After all, by late June the year is already half over. It’s like informing taxpayers in June what their tax rates will be for the full year, giving them just half the year remaining to adjust their withholding accordingly.
Law provides clear deadlines
Whatever other problems the RFS has (and I have blogged about those before), one thing is clear: EPA is required to finalize the numbers for any year by November 30 before that year begins. That’s common sense as well as common fairness.
This isn’t a one-time problem: For 2013, EPA failed to issue the final ethanol blending requirements until last August. By that point, more than 60 percent of 2013 had elapsed.
Earlier today, the Government Accounting Office issued a report noting that EPA’s delay in issuing annual targets “contributes to industry uncertainty” and drives up compliance costs.

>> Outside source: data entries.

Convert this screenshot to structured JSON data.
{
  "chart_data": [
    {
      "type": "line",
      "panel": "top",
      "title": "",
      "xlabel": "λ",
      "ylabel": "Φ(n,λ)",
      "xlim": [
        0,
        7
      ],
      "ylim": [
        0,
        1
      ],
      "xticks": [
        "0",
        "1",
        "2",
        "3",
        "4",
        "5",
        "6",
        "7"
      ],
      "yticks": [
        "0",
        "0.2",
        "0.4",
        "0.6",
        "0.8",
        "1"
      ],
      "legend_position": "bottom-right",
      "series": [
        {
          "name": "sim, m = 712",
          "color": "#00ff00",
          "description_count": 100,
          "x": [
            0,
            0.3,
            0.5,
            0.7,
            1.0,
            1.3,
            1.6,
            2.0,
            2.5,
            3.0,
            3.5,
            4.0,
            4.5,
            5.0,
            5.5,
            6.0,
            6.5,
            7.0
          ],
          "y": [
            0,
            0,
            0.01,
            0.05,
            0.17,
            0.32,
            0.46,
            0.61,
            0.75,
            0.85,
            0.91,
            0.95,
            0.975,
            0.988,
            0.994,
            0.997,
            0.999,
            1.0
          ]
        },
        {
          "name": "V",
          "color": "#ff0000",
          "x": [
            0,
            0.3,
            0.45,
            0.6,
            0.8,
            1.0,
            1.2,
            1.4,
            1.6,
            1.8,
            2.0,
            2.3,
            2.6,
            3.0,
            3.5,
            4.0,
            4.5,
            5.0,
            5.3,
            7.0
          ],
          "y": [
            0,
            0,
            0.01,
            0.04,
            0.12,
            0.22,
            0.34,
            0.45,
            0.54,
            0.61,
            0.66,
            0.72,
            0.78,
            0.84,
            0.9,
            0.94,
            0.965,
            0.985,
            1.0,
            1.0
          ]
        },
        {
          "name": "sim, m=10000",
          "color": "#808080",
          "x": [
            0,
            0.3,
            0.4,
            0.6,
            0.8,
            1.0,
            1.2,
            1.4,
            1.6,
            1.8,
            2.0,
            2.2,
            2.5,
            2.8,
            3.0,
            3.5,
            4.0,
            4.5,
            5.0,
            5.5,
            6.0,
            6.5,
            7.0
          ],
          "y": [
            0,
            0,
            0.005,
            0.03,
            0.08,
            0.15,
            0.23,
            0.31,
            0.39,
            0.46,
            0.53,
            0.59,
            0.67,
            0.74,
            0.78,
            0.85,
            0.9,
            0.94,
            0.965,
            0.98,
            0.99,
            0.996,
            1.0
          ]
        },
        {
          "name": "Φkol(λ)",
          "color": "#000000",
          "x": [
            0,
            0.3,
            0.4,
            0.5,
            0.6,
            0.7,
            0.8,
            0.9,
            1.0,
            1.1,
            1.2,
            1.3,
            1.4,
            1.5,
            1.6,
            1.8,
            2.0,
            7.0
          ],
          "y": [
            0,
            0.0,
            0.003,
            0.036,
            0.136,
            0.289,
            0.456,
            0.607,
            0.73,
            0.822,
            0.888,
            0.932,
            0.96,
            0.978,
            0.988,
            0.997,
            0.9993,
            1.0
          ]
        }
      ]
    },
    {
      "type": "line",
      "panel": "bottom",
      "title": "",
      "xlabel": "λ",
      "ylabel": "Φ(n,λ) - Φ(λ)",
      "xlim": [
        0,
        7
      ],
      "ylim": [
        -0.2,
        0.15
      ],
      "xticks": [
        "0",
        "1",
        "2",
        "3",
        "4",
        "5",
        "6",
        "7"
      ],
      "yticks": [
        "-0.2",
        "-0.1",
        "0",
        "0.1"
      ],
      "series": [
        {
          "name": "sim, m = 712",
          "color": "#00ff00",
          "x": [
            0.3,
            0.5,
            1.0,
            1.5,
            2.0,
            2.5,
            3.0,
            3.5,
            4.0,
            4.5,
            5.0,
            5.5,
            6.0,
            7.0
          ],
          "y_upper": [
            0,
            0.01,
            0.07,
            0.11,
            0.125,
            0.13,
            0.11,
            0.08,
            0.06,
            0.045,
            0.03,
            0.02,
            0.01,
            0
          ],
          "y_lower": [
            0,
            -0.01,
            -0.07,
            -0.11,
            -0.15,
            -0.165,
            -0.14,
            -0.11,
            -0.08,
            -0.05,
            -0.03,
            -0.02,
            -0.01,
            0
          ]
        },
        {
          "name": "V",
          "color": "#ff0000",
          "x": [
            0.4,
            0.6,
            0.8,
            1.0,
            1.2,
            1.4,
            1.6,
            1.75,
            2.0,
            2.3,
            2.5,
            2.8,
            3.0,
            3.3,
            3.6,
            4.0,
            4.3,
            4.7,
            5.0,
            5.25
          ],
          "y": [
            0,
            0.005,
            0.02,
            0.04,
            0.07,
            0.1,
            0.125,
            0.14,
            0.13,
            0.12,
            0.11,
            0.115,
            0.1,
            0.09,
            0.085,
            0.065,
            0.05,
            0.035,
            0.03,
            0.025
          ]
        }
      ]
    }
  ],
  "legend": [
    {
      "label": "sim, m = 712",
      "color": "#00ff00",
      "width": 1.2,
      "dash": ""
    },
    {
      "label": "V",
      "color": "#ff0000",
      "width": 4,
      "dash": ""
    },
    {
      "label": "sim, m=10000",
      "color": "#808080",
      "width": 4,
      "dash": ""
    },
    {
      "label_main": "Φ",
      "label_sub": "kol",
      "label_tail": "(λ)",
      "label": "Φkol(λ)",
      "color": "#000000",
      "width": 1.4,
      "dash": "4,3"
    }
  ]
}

Backtracking on blend wall relief?
Even worse than these delays is that EPA seems to be hinting it may backtrack on the proposed fix it offered last year to the so-called E10 “blend wall” – what industry calls the point at which the volume of renewable fuels mandated by EPA exceeds the volume that can be practically blended into gasoline and diesel.
When EPA issued its proposed RFS numbers for 2014 in November – about the time it should have been issuing final numbers – it offered a bit of temporary good sense.
At the time, EPA suggested that the agency wouldn’t force refiners in 2014 to blend ethanol volumes exceeding 10 percent into the motor fuels they produce. Car manufacturers generally will not warrant vehicles that are not designed to use ethanol in volumes over 10 percent.
Moreover, the majority of the nation’s retail fuels infrastructure is not certified to handle higher ethanol blends. So some relief from a government mandate forcing refiners to make and distribute products that many think are unwise seemed like a good thing. That’s why EPA’s recent suggestion that it may curtail that relief is so discouraging.
Bad law, little benefit
The RFS is bad law that hurts businesses and hurts consumers, with no discernible economic or environmental benefit.
The fact that the federal government can’t hold itself accountable and administer the RFS by sticking to legally prescribed deadlines is further evidence that the whole program should be scrapped.